Now, MIT’s gender payment gap is far smaller, and in 2011 at MIT’s 150th anniversary celebration, a symposium celebrating MIT’s gender equality history featured a panel of women in STEM that, according to Bertschinger, featured a “who’s who of scientists and engineers.”
Bertschinger’s colleagues said that all of MIT stands to gain from paying attention to social justice and collectivism. Bertschinger considers the idea of meritocracy to be an ideal that “we’ll always be striving toward,” and cited a study by Sloan professor Emilio Castilla that showed that when an organization considers itself a meritocracy, it is less aware of its biases.
Castilla found that in such organizations, managers inadvertently make biased assumptions and “typically favor men over women.” Because they believe they are part of a meritocracy, these managers may forget to be cognizant of those biases.
According to Bertschinger, emphasis on diversity both of demographics and of MIT-specific cultures can promote true meritocracy. Quoting Claremont Graduate University professor Peter Drucker, he said that “culture eats strategy for breakfast”: though plans can be made assuming that people will treat each other equally, their cultural differences will ensure that every decision is made with some kind of partiality.
According to Office Program Director Julian S. Green, this is why student involvement is so important: everyone has to pay attention to diversity for change to take place.
This year’s diversity summit was held both at the end of IAP and in the spring semester to encourage student participation, Green said. Still, workshops were attended primarily by staff; fewer faculty and students showed. Many staff members noted that this was typical.

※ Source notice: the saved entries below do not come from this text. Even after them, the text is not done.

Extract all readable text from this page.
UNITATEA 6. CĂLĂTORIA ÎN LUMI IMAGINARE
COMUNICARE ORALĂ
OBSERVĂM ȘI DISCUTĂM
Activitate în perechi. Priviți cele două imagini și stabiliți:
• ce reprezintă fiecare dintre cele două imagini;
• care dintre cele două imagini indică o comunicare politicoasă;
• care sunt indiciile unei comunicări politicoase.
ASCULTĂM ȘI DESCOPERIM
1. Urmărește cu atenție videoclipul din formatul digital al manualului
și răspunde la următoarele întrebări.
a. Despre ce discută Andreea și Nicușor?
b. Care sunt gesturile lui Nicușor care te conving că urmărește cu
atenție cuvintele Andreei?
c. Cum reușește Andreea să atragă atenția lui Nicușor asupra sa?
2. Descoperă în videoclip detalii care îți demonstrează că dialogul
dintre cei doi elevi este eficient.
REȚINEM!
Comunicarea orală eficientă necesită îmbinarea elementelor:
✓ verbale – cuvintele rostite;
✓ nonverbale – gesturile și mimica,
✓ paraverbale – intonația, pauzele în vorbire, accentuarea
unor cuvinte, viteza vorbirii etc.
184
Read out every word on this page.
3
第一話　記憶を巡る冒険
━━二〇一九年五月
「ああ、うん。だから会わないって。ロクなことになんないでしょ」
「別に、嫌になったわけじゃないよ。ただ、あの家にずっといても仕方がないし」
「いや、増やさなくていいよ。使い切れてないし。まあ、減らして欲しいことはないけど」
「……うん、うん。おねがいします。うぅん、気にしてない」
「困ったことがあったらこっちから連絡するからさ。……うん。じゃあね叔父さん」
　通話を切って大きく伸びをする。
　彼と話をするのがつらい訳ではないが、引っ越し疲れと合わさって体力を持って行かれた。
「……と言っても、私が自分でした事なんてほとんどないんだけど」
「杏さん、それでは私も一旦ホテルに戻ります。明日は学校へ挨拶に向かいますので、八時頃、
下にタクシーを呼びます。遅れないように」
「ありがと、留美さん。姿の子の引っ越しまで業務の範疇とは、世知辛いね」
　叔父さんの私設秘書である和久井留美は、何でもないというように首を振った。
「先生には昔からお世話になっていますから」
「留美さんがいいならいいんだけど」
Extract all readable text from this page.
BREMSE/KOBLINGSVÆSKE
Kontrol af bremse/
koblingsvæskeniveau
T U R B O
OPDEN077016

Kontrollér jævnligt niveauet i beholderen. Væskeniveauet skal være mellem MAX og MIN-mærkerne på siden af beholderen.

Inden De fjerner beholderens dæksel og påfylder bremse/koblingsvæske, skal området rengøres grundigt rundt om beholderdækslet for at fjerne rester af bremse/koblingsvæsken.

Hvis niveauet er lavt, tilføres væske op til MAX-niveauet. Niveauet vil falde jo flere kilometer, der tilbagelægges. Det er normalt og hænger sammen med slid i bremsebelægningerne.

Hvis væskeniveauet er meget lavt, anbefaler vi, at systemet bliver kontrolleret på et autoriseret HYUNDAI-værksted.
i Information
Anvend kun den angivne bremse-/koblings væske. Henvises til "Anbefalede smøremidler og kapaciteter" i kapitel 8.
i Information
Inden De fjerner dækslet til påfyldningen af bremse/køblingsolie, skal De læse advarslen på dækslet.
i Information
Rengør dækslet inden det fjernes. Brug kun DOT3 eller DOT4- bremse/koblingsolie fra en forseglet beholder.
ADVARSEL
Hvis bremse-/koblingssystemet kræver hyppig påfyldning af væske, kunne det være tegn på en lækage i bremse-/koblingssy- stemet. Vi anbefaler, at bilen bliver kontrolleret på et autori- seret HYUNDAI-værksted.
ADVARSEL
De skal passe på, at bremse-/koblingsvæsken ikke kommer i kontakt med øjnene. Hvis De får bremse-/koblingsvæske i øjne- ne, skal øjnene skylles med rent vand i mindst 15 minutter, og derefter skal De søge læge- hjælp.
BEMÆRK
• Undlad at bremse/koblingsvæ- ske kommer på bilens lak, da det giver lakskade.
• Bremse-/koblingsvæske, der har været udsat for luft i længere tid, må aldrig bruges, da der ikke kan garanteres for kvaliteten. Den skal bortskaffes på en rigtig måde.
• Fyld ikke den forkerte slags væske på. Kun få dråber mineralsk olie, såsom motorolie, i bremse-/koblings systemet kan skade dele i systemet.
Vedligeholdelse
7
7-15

A particularly productive workshop called “Reimagining Our Culture” encouraged attendees to write down concrete ideas for bettering MIT. The workshop was led by students, and many ideas focused on how to get students and faculty to care more about overcoming prejudices. Throughout the workshop, the same idea kept rising to the surface: for diversity to spread, people in every sphere have to work towards that goal.
In the past, diversity summits have sparked discussions on challenging topics, Bertschinger said. The 2012 summit led to a series of Tech guest opinion columns on affirmative action.